Countably Infinite, Uncountable or Finite I am having trouble with the following terms: countably infinite, uncountable, and finite. In addition, for the following problems I need to select which category they fall into.
$1)$ Consider a set of every function from integers to the set ${false, true}$.
Would this be finite?
$2)$ Points in $4D$ (coordinates written as $(a,b,c,d))$;
This is uncountable, right?
$3)$ The set of functions from natural numbers to the reals that are within $O(n^2)$.
No idea where to start for this one.
 A: *

*A set is "finite" if it can be placed in 1-1 correspondence with the set of natural numbers $< n$ for some $n$. More generally, it is sufficient to place it in 1-1 correspondence with some set of integers which is bounded both above and below.

*A set is "countable" if it can be placed in 1-1 correspondence with some subset of the natural numbers. Note that this includes finite sets, but also some infinite sets. Since the sets of all rationals is in 1-1 correspondence with the set of naturals, it is sufficient to place a set in 1-1 correspondence with some set of rationals to show that it is countable.

*A set is "infinite" if it is not finite. Since any finite set of real numbers is bounded, to prove a set is infinite, it is sufficient to put it in 1-1 correspondence with any unbounded set of real numbers.
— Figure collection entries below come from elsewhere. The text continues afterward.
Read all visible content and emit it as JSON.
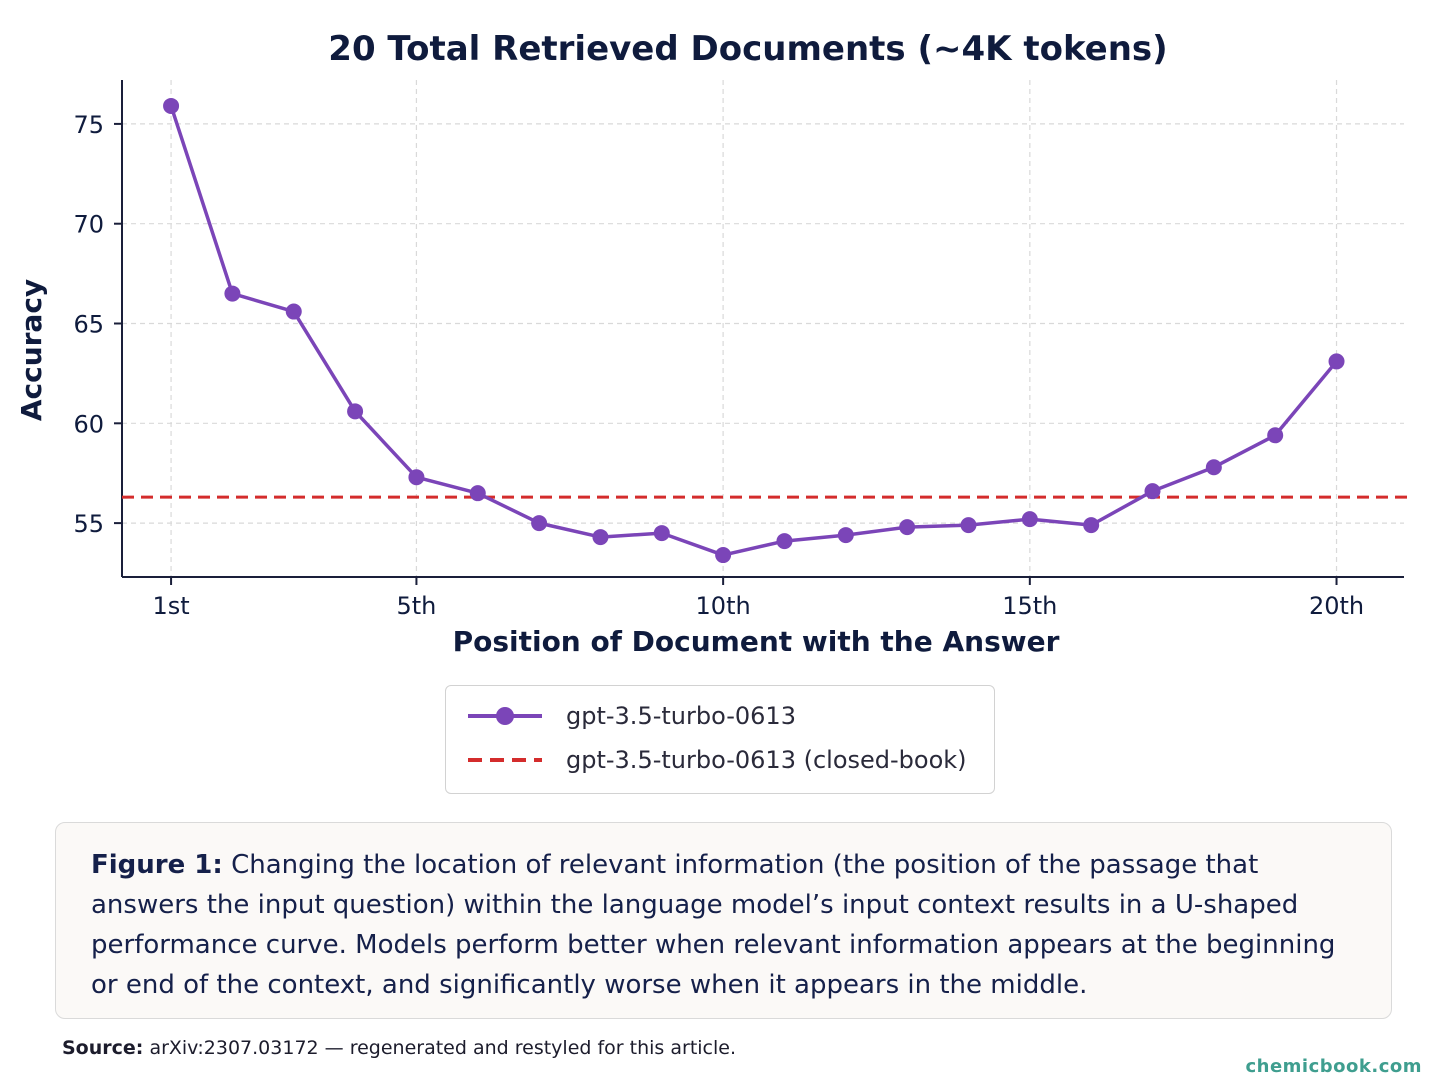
{
  "chart_data": {
    "type": "line",
    "title": "20 Total Retrieved Documents (~4K tokens)",
    "xlabel": "Position of Document with the Answer",
    "ylabel": "Accuracy",
    "x": [
      1,
      2,
      3,
      4,
      5,
      6,
      7,
      8,
      9,
      10,
      11,
      12,
      13,
      14,
      15,
      16,
      17,
      18,
      19,
      20
    ],
    "xticks": [
      1,
      5,
      10,
      15,
      20
    ],
    "xtick_labels": [
      "1st",
      "5th",
      "10th",
      "15th",
      "20th"
    ],
    "yticks": [
      55,
      60,
      65,
      70,
      75
    ],
    "ylim": [
      52.3,
      77.2
    ],
    "xlim": [
      0.2,
      21.1
    ],
    "grid": true,
    "legend_position": "below",
    "series": [
      {
        "name": "gpt-3.5-turbo-0613",
        "style": "line-marker",
        "color": "#7b45b8",
        "values": [
          75.9,
          66.5,
          65.6,
          60.6,
          57.3,
          56.5,
          55.0,
          54.3,
          54.5,
          53.4,
          54.1,
          54.4,
          54.8,
          54.9,
          55.2,
          54.9,
          56.6,
          57.8,
          59.4,
          63.1
        ]
      },
      {
        "name": "gpt-3.5-turbo-0613 (closed-book)",
        "style": "dashed",
        "color": "#d42c2c",
        "value": 56.3
      }
    ]
  },
  "caption": {
    "lead": "Figure 1:",
    "text": "Changing the location of relevant information (the position of the passage that answers the input question) within the language model’s input context results in a U-shaped performance curve. Models perform better when relevant information appears at the beginning or end of the context, and significantly worse when it appears in the middle."
  },
  "source": {
    "lead": "Source:",
    "text": "arXiv:2307.03172 — regenerated and restyled for this article."
  },
  "credit": "chemicbook.com",
  "watermark": "ChemicBook"
}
*A set is "countably infinite" or "denumerable", if it is both countable and infinite. From the above remarks, it follows that to prove denumerability, it is sufficient to put a set in 1-1 correspondence with some unbounded set of rational numbers.

*A set is "uncountable" if it is not countable. Since all finite sets are countable, uncountable sets are all infinite. Per Cantor's theorem, the real numbers are uncountable. Further, since any interval can be put in 1-1 correspondence with the entire set of real numbers, to show a set is uncountable, it is sufficient to put it in 1-1 correspondence with some interval. 
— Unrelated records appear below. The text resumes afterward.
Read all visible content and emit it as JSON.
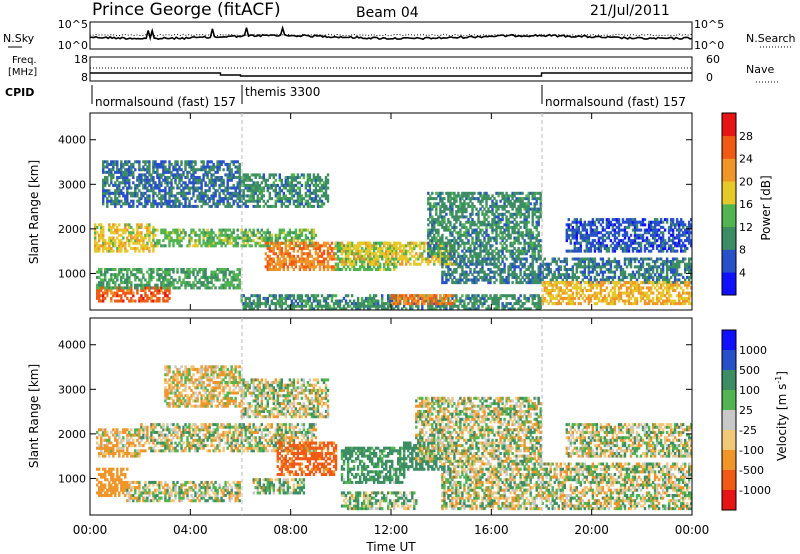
{
  "header": {
    "station": "Prince George (fitACF)",
    "beam": "Beam 04",
    "date": "21/Jul/2011"
  },
  "top_panels": {
    "nsky_label": "N.Sky",
    "nsky_ticks": [
      "10^5",
      "10^0"
    ],
    "nsearch_label": "N.Search",
    "nsearch_ticks": [
      "10^5",
      "10^0"
    ],
    "freq_label_1": "Freq.",
    "freq_label_2": "[MHz]",
    "freq_ticks": [
      "18",
      "8"
    ],
    "nave_label": "Nave",
    "nave_ticks": [
      "60",
      "0"
    ],
    "cpid_label": "CPID",
    "cpid_segments": [
      {
        "label": "normalsound (fast) 157",
        "start_hour": 0
      },
      {
        "label": "themis 3300",
        "start_hour": 6
      },
      {
        "label": "normalsound (fast) 157",
        "start_hour": 18
      }
    ]
  },
  "xaxis": {
    "label": "Time UT",
    "ticks": [
      "00:00",
      "04:00",
      "08:00",
      "12:00",
      "16:00",
      "20:00",
      "00:00"
    ]
  },
  "power_panel": {
    "ylabel": "Slant Range [km]",
    "yticks": [
      "1000",
      "2000",
      "3000",
      "4000"
    ],
    "colorbar_label": "Power [dB]",
    "colorbar_ticks": [
      "4",
      "8",
      "12",
      "16",
      "20",
      "24",
      "28"
    ],
    "colors": [
      "#1010ff",
      "#2850c8",
      "#3c8c64",
      "#50b450",
      "#e6c828",
      "#f09628",
      "#f05a14",
      "#e61414"
    ]
  },
  "velocity_panel": {
    "ylabel": "Slant Range [km]",
    "yticks": [
      "1000",
      "2000",
      "3000",
      "4000"
    ],
    "colorbar_label": "Velocity [m s",
    "colorbar_sup": "-1",
    "colorbar_close": "]",
    "colorbar_ticks": [
      "1000",
      "500",
      "100",
      "25",
      "-25",
      "-100",
      "-500",
      "-1000"
    ],
    "colors": [
      "#e61414",
      "#f05a14",
      "#f09628",
      "#f0c878",
      "#c8c8c8",
      "#50b450",
      "#3c8c64",
      "#2850c8",
      "#1010ff"
    ]
  },
  "chart_data": [
    {
      "type": "heatmap",
      "title": "",
      "xlabel": "Time UT",
      "ylabel": "Slant Range [km]",
      "xlim": [
        0,
        24
      ],
      "ylim": [
        180,
        4600
      ],
      "colorbar": "Power [dB]",
      "clim": [
        0,
        32
      ],
      "bands": [
        {
          "t0": 0.3,
          "t1": 3.2,
          "r0": 400,
          "r1": 700,
          "value": 26
        },
        {
          "t0": 0.3,
          "t1": 6.0,
          "r0": 700,
          "r1": 1100,
          "value": 12
        },
        {
          "t0": 0.2,
          "t1": 2.5,
          "r0": 1500,
          "r1": 2100,
          "value": 18
        },
        {
          "t0": 2.5,
          "t1": 9.0,
          "r0": 1600,
          "r1": 2000,
          "value": 14
        },
        {
          "t0": 0.5,
          "t1": 6.0,
          "r0": 2500,
          "r1": 3500,
          "value": 8
        },
        {
          "t0": 6.0,
          "t1": 9.5,
          "r0": 2500,
          "r1": 3200,
          "value": 10
        },
        {
          "t0": 7.0,
          "t1": 9.8,
          "r0": 1100,
          "r1": 1700,
          "value": 24
        },
        {
          "t0": 9.8,
          "t1": 12.2,
          "r0": 1100,
          "r1": 1700,
          "value": 14
        },
        {
          "t0": 10.0,
          "t1": 14.5,
          "r0": 1200,
          "r1": 1700,
          "value": 18
        },
        {
          "t0": 6.0,
          "t1": 18.0,
          "r0": 200,
          "r1": 500,
          "value": 10
        },
        {
          "t0": 12.0,
          "t1": 14.5,
          "r0": 300,
          "r1": 500,
          "value": 24
        },
        {
          "t0": 13.5,
          "t1": 18.0,
          "r0": 1400,
          "r1": 2800,
          "value": 10
        },
        {
          "t0": 14.0,
          "t1": 24.0,
          "r0": 800,
          "r1": 1300,
          "value": 9
        },
        {
          "t0": 18.0,
          "t1": 24.0,
          "r0": 350,
          "r1": 800,
          "value": 20
        },
        {
          "t0": 19.0,
          "t1": 24.0,
          "r0": 1500,
          "r1": 2200,
          "value": 6
        }
      ]
    },
    {
      "type": "heatmap",
      "title": "",
      "xlabel": "Time UT",
      "ylabel": "Slant Range [km]",
      "xlim": [
        0,
        24
      ],
      "ylim": [
        180,
        4600
      ],
      "colorbar": "Velocity [m s-1]",
      "clim": [
        -1000,
        1000
      ],
      "bands": [
        {
          "t0": 0.3,
          "t1": 1.5,
          "r0": 600,
          "r1": 1200,
          "value": -300
        },
        {
          "t0": 0.3,
          "t1": 2.0,
          "r0": 1500,
          "r1": 2100,
          "value": -100
        },
        {
          "t0": 1.5,
          "t1": 6.0,
          "r0": 500,
          "r1": 900,
          "value": 0
        },
        {
          "t0": 2.0,
          "t1": 9.0,
          "r0": 1600,
          "r1": 2200,
          "value": 0
        },
        {
          "t0": 3.0,
          "t1": 6.0,
          "r0": 2600,
          "r1": 3500,
          "value": -80
        },
        {
          "t0": 6.0,
          "t1": 9.5,
          "r0": 2400,
          "r1": 3200,
          "value": 0
        },
        {
          "t0": 7.5,
          "t1": 9.8,
          "r0": 1100,
          "r1": 1800,
          "value": -600
        },
        {
          "t0": 6.5,
          "t1": 8.5,
          "r0": 700,
          "r1": 1000,
          "value": 60
        },
        {
          "t0": 10.0,
          "t1": 12.5,
          "r0": 900,
          "r1": 1700,
          "value": 200
        },
        {
          "t0": 10.0,
          "t1": 13.0,
          "r0": 300,
          "r1": 700,
          "value": 60
        },
        {
          "t0": 12.5,
          "t1": 14.5,
          "r0": 1200,
          "r1": 1800,
          "value": 300
        },
        {
          "t0": 13.0,
          "t1": 18.0,
          "r0": 1400,
          "r1": 2800,
          "value": 0
        },
        {
          "t0": 14.0,
          "t1": 24.0,
          "r0": 300,
          "r1": 1300,
          "value": 0
        },
        {
          "t0": 19.0,
          "t1": 24.0,
          "r0": 1500,
          "r1": 2200,
          "value": 0
        }
      ]
    }
  ]
}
The size of any set is obviously greater than or equal to the size of any subset. This gives us some inheritance relations: 


*

*Any subset of a finite set is also finite.

*Any subset of a countable set is also countable.
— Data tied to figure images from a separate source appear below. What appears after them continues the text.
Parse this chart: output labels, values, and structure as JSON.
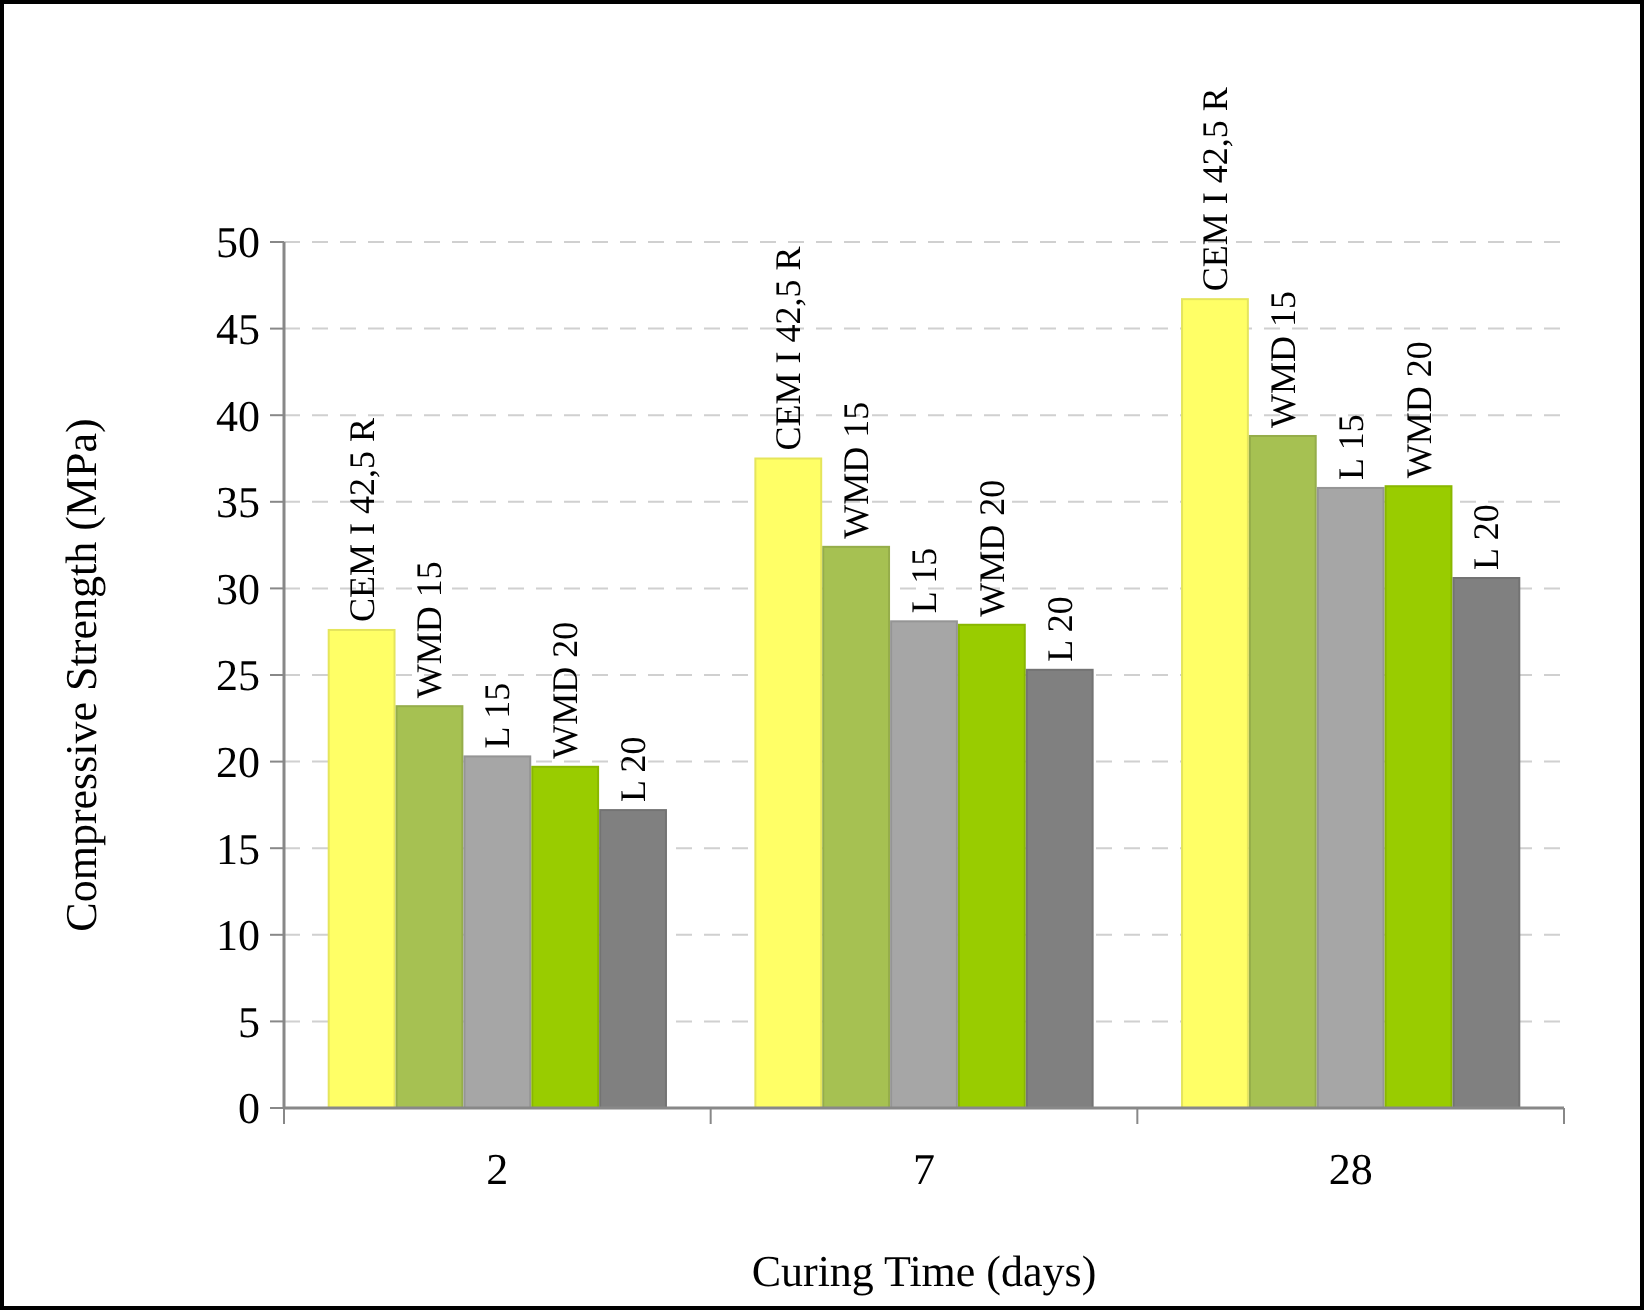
{
  "chart_data": {
    "type": "bar",
    "xlabel": "Curing Time (days)",
    "ylabel": "Compressive Strength (MPa)",
    "categories": [
      "2",
      "7",
      "28"
    ],
    "series": [
      {
        "name": "CEM I 42,5 R",
        "color": "#ffff66",
        "values": [
          27.6,
          37.5,
          46.7
        ]
      },
      {
        "name": "WMD 15",
        "color": "#a6c152",
        "values": [
          23.2,
          32.4,
          38.8
        ]
      },
      {
        "name": "L 15",
        "color": "#a6a6a6",
        "values": [
          20.3,
          28.1,
          35.8
        ]
      },
      {
        "name": "WMD 20",
        "color": "#99cc00",
        "values": [
          19.7,
          27.9,
          35.9
        ]
      },
      {
        "name": "L 20",
        "color": "#808080",
        "values": [
          17.2,
          25.3,
          30.6
        ]
      }
    ],
    "ylim": [
      0,
      50
    ],
    "yticks": [
      0,
      5,
      10,
      15,
      20,
      25,
      30,
      35,
      40,
      45,
      50
    ],
    "grid": "y"
  }
}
*Any superset of an infinite set is also infinite.

*Any superset of an uncountable set is also uncountable.


For your problems:


*

*for each real number in the interval $(0,1)$, we can consider its binary expansion. Certain numbers have two binary expansions, one ending in repeating $0$s and one ending in repeating $1$s. For example:
$$0.10000\ldots_2 = 0.01111\ldots_2$$
For definiteness, we always choose the one with repeating $0$s. Each $x \in (0,1)$ can be translated into the function $f_x : \Bbb N \to \{\text{true},\ \text{false}\}$ that carries $i$ to the value $\text{true}$ if the $i^\text{th}$ bit of $x$ is $1$, and $\text{false}$ otherwise. The map $x \mapsto f_x$ is a 1-1 correspondence between the interval (0,1) and a subset of your set of functions. Since the subset is therefore uncountable, your set is uncountable.

*The map $x \mapsto (x, 0, 0, 0)$ is a 1-1 correspondence between $\Bbb R$ and a subset of $\Bbb R^4$. Hence $\Bbb R^4$ is uncountable.

*Any constant function of $n$ is $O(n^2)$. For each $a \in \Bbb R$, define $g_a\ :\ \Bbb N \to \Bbb R\ :\ n \mapsto a$. I.e., $g_a$ is the constant map with image $\{a\}$. Then $a \mapsto g_a$ is a 1-1 correspondence between $\Bbb R$ and a subset of the set of $O(n^2)$ functions. Hence the set of $O(n^2)$ functions is also uncountable.

A: 1. Imagine writing any real value in binary.  Is there, or is there not, a bijection from such numerals to the functions described in this question?
2. These points are just as finite, countable, or uncountable as a single coordinate would be.  (I.e., if $a, b, c, d$ are drawn from a finite list, then the $4$-d points are likewise finite; if $a, b, c, d$ are drawn from a countably infinite list, then the $4$-d points are also; etc.)
3. What is $n$ here?  If $n$ is bounded, then it seems that the set of functions must also be bounded.  But it would help to know what $n$ represents here.